A bit of background here - the banks have been ordered to repay large sums of money for mis-sold payment protection insurance (PPI). At worse case they were selling PPI to the self-employed who had no chance of making a claim due to the small print in the contract. The directors got large bonuses in part due to profits made from this mis-sold PPI. Now, they are having part of their bonus withheld because they were at the top of the bank when this abuse went on.

Don't get we wrong. I think the UK needs a strong banking sector - it makes a vital contribution to our national balance sheet. But we'll only cut down on irresponsible risk taking when there are penalties for failure as well as bonuses for success.

Wordsmith
 
#2
It's nice to see something, but this is still only a fraction of the bonus they'll STILL RECEIVE...

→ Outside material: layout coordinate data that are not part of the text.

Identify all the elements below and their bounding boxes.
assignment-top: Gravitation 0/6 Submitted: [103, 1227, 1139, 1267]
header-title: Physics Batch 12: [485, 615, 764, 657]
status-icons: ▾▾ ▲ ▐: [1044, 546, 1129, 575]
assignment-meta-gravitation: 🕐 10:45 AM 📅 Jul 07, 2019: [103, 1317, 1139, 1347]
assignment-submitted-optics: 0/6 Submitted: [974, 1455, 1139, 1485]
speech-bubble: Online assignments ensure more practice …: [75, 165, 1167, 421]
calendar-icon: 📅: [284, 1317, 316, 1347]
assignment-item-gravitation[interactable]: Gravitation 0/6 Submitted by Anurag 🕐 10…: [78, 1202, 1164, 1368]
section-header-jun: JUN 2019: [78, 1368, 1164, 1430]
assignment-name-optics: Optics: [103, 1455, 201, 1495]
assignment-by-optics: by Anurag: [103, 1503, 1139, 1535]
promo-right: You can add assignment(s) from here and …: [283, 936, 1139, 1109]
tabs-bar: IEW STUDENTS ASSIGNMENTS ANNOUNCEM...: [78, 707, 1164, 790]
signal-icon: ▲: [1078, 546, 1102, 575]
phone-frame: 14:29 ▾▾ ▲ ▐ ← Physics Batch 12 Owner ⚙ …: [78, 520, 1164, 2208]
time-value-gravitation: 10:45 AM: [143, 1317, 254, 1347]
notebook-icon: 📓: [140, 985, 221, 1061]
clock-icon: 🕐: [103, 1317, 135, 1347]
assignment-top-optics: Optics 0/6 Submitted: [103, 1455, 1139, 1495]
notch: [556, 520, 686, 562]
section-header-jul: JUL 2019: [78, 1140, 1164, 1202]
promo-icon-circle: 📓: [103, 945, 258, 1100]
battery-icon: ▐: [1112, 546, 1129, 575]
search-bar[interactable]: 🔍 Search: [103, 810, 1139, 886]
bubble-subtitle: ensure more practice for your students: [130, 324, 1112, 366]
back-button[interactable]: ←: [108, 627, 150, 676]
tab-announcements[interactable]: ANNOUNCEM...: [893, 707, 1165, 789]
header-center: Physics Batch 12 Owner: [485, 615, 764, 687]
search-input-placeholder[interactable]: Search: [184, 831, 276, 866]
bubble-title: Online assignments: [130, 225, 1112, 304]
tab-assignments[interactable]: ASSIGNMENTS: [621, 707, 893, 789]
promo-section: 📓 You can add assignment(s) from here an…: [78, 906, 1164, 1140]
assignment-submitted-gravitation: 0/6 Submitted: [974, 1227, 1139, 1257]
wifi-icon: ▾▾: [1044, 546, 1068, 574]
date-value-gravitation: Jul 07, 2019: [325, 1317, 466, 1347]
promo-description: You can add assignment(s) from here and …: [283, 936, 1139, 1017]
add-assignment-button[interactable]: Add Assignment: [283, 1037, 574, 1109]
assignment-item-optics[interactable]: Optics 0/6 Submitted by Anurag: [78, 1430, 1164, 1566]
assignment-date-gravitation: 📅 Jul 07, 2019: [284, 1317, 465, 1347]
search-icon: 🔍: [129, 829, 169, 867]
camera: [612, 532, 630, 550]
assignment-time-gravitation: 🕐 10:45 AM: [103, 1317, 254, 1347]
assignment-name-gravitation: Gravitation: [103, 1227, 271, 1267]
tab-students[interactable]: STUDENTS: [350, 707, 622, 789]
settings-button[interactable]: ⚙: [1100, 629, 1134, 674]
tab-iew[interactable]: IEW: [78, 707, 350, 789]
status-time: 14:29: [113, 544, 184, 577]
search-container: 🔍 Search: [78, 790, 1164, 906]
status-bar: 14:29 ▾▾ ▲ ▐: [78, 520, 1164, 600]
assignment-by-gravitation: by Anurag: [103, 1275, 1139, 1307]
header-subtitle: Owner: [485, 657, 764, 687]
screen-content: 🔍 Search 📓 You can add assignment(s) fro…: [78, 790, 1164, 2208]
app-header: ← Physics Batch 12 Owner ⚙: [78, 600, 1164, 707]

How about a prison sentence for presiding over a fraudulant business practice? Now that's a consequence I can get behind...
 
#3
The biggest scandal is that an institution, the honesty of which many held as sacrosanct, has been shown to be less than honest. First it was endowment mortgages and now PPI. It used to be that the bank manager was the person who advised you on your finances. Where to invest and how to invest efficiently. Now it seems that the very people you should be able to turn to for good, honest advice, are one of the worst offenders for ripping the public off. It was all made so easy for them because of their reputation for honesty.
If anyone knows of a bank that operates the old-fashioned way please let me know, they can have my money!
 

Alsacien

MIA
Moderator
#4
The CEO, Daniels, has lost 360,000 quid of his 1.45 million quid bonus - that's him told then............and a victory for common sense........
 

TheIronDuke

On ROPS
On ROPs
Book Reviewer
#5
How about a prison sentence for presiding over a fraudulant business practice? Now that's a consequence I can get behind...
What, and repossess thousands of lifestyle businesses bankers setup having cashed their chips from the Sub-Prime Ponzi scheme that ran all through the 90's and into the early 20's? Think of all those poor luxury spa / Gite / rent-a-mansion / restaurant employees out of work.
 
#6
The CEO, Daniels, has lost 360,000 quid of his 1.45 million quid bonus - that's him told then............and a victory for common sense........
It is a step in the right direction and hopefully will become an established principle. However I note that the recall is because it cost the bank millions not because they mis-sold to the public!
 
#8
They are getting out of hand. I was asked to start paying extra insurance on my account and a bank manager said in a meeting that i should pay it to protect my money...until i reminded him that's what i consider their job to be.
No. You are paid interest on your cash deposit in compensation for the credit risk of that bank defaulting. The more risky business models (leveraged) should in a pure retail banking model pay higher interest rates.